Şimdi çocukluk dönemimde babamı savaşagönderince, köyde tatlı hayaller kurduğum, önceden de çok göremediğim babam ancak hatıra olarak kaldı. Ama ben o zamanda da vazgeçmedim. Çünkü savaşın bizim aramızdan sadece benim babamı alıp götürmediğini biliyordum. Savaşın önüne set olan babamın yaşayamadığı gençliği benim yaşamam gerektiğini anladım. İşte bu yüzden ben vazgeçmiyordum. Günün yarısını okulda, diğer yarısını ise tarım işlerinde geçiriyordum.
Okulda derslerimde iyiydim. O gün okulda olan olayı desene!
Son derste bizim hepimizi bir sınıfa topladılar. İlk öncelikle müdürümüz konuşmaya başladı. Sonra o, sözü ilçe askerî komiserliğinden gelen vekile verdi. Vekil konuşmayı bitirince bana uzak yurttan gönderilen bir kutuyu iletti.
Toplantı bitti. Biz büyük bir uğultu ile yola çıktık. Oğlanlar benim taşımı aldılar. Ben kutuyu açtım. Onun içinden rengi ile gözümü kamaştıran Kızıl Yıldız nişanı çıkmıştı. Biz şaşırdık. O yıldız, babamın savaşa gittiğinde sinesine taktığı yıldız idi. Ben bunu sonra kardeşlerimin mektubundan öğreniverdim. Ben yıldızı sineme taktım. Çocuklar yıldızıma gurur ile bakmaya başladılar. Yıldızım ise öyle bir ışık saçıyordu ki hatta tüm köyümüzü onun ışığı aydınlatıyor gibiydi.

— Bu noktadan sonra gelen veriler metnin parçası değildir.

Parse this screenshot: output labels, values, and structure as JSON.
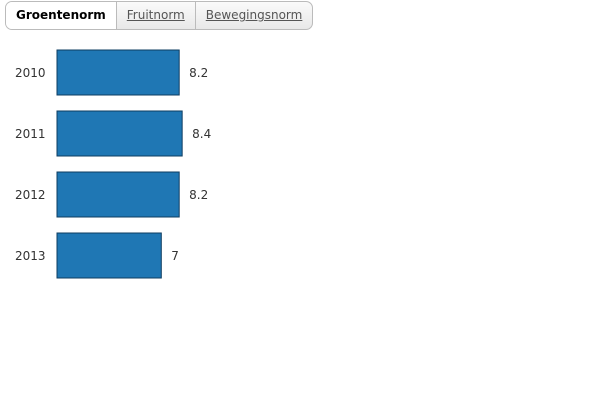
{
  "tabs": [
    "Groentenorm",
    "Fruitnorm",
    "Bewegingsnorm"
  ],
  "active_tab": 0,
  "chart_data": {
    "type": "bar",
    "orientation": "horizontal",
    "categories": [
      "2010",
      "2011",
      "2012",
      "2013"
    ],
    "values": [
      8.2,
      8.4,
      8.2,
      7
    ],
    "color": "#1f77b4"
  }
}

Çocukluk yıllarım bir zamanlar geçmiş olsa da babamdan tek miras kalan Kızıl Yıldızı, gözümün nuru gibi saklıyorum. Ben onu şimdi takmıyorum. Ama ben yine de onu elime alarak günde bir kere inceliyorum. O şimdi eskisi gibi parlayıp duruyor.
O şimdi de eski yıllarda babamı zaferden zafere alıp götürdüğü gibi beni de öyle zaferlere cesaretlendiren bir savaş şarkısı!